Et voilà donc comment il est dénié et renié, l’humain, et d’abord, il faut bien le dire, par tout un chacun, individu jeté hors lien social tout vif dans la fournaise – chaudière et marmite – du capitalisme. Voilà comment il est tenu et laissé : pour précieux et déprécié, c’est selon, pour prisé et méprisé, tour à tour, en tout état de cause décompté seulement en plus-value et profit, et en fonction des cours de la Bourse, de peu de prix ou bien hors de prix. Capter, rapter, utiliser, rentabiliser, voici la charité, voilà le capitalisme, quitte à tout rendre insipide, inodore, indolore, incolore. Humain, trop humain : ne pas souffrir, ne pas mourir, ne pas dépérir, ne pas pourrir, quitte à courir partout, fût-ce en se mobilisant tout le temps. Mais l’humain, humus qui n’est humé que remué, vérité qui ne touche que portée, qui n’opère que maniée, l’humain, ce n’est pas ça et, dans tous les cas, c’est autre chose qui est aussi coûteux (tranchant) que fort goûteux (piment). C’est ce qui n’est qu’au comptant : comme gai savoir, comme infini de la joie, mais avec, et uniquement avec, l’éphémère, qu’on accepte, de la vie, et l’existence, qu’on sait passagère (« Verganglichkeit »). L’humain, mouvement et passage ? Agitation ou passe ! Cela s’atteint ou se rejoint, cela se vise et s’obtient sans bruit et sans rumeur, léger remuement, à peine murmure, cri et clameur, humeur et humour, ironie et douceur.

La psychanalyse, une pratique sans valeur, le capitalisme, une rhétorique de la valeur

C’est ça et c’est avec ça, et c’est comme ça, déchariter : se savoir être l’objet de l’Autre (irrésorbable), savoir être un objet sans Autre (introuvable), se reconnaître et s’assumer comme déchet sans ordure ni ornure (inénarrable), se soutenir et se supporter tel un rebut – mais pas le seul, comme les autres, y compris ceux qui s’attachent à l’ignorer, ceux qui ne veulent rien avoir à en connaître – de la jouissance et de l’humanité.
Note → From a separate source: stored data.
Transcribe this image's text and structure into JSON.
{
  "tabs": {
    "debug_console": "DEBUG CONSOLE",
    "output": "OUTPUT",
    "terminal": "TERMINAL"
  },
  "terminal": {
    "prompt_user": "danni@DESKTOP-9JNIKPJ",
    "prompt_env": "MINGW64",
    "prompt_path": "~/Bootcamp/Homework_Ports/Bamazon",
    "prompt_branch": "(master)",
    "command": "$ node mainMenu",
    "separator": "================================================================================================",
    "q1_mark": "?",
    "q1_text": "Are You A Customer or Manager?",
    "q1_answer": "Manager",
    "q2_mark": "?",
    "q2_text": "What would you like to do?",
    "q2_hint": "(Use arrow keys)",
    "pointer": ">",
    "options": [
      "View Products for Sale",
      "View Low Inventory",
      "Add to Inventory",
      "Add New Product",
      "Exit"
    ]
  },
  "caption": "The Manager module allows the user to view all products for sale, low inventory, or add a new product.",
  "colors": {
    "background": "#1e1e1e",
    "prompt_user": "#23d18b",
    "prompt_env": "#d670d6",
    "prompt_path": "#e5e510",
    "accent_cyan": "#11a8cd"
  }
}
Consentir à cela pour ne pas tout envahir et dominer, et de manière à n’encombrer ni accabler personne, et ainsi laisser et faire la place à l’autre, à l’autreté, à l’altérité, à l’hétérogène, à l’hétérité. À la « varité » du réel. À la sainteté du « sinthome ». Être alors susceptible et capable et de rencontrer l’autre, le congénère, et de le considérer non seulement comme un parlêtre mais surtout comme divisé, « humanimal » et « nouveau sujet » (ainsi que « ce qui naît », entre vie et mort). Et ce quelle que soit sa valeur, et même et absolument hors de toute valeur. La psychanalyse, ou alors ce qui fait la psychanalyse, ce qui fait que depuis toujours elle vient et qu’elle ne cesse de revenir, ou mieux encore peut-être ce qui en tient lieu, voire en prend la place, c’est « une pratique sans valeur » (sic : Lacan). Si c’est l’amour – ça n’est pas sûr, car plus précisément ça lui fraye la voie, ça l’accueille, ça le recueille, ça veille sur lui là où il trompe et se trompe, ça le surveille là où il menace ou risque de virer à l’abjection –, ce n’est pas la charité, qui veut et cherche le bien et le salut, de l’autre et de soi, et qui, immanquablement comme je l’ai dit, mène et finit, avec et dans le capitalisme, par le calcul de l’intérêt, la comptabilité de l’utile, la mesure de l’agréable et la recherche du rentable. Si la charité, c’est l’amour, ce n’est pas celui qui conduit à la psychanalyse et qu’elle accompagne, ce n’est pas celui d’où procède la psychanalyse et auquel elle aboutit quand elle débouche à terme.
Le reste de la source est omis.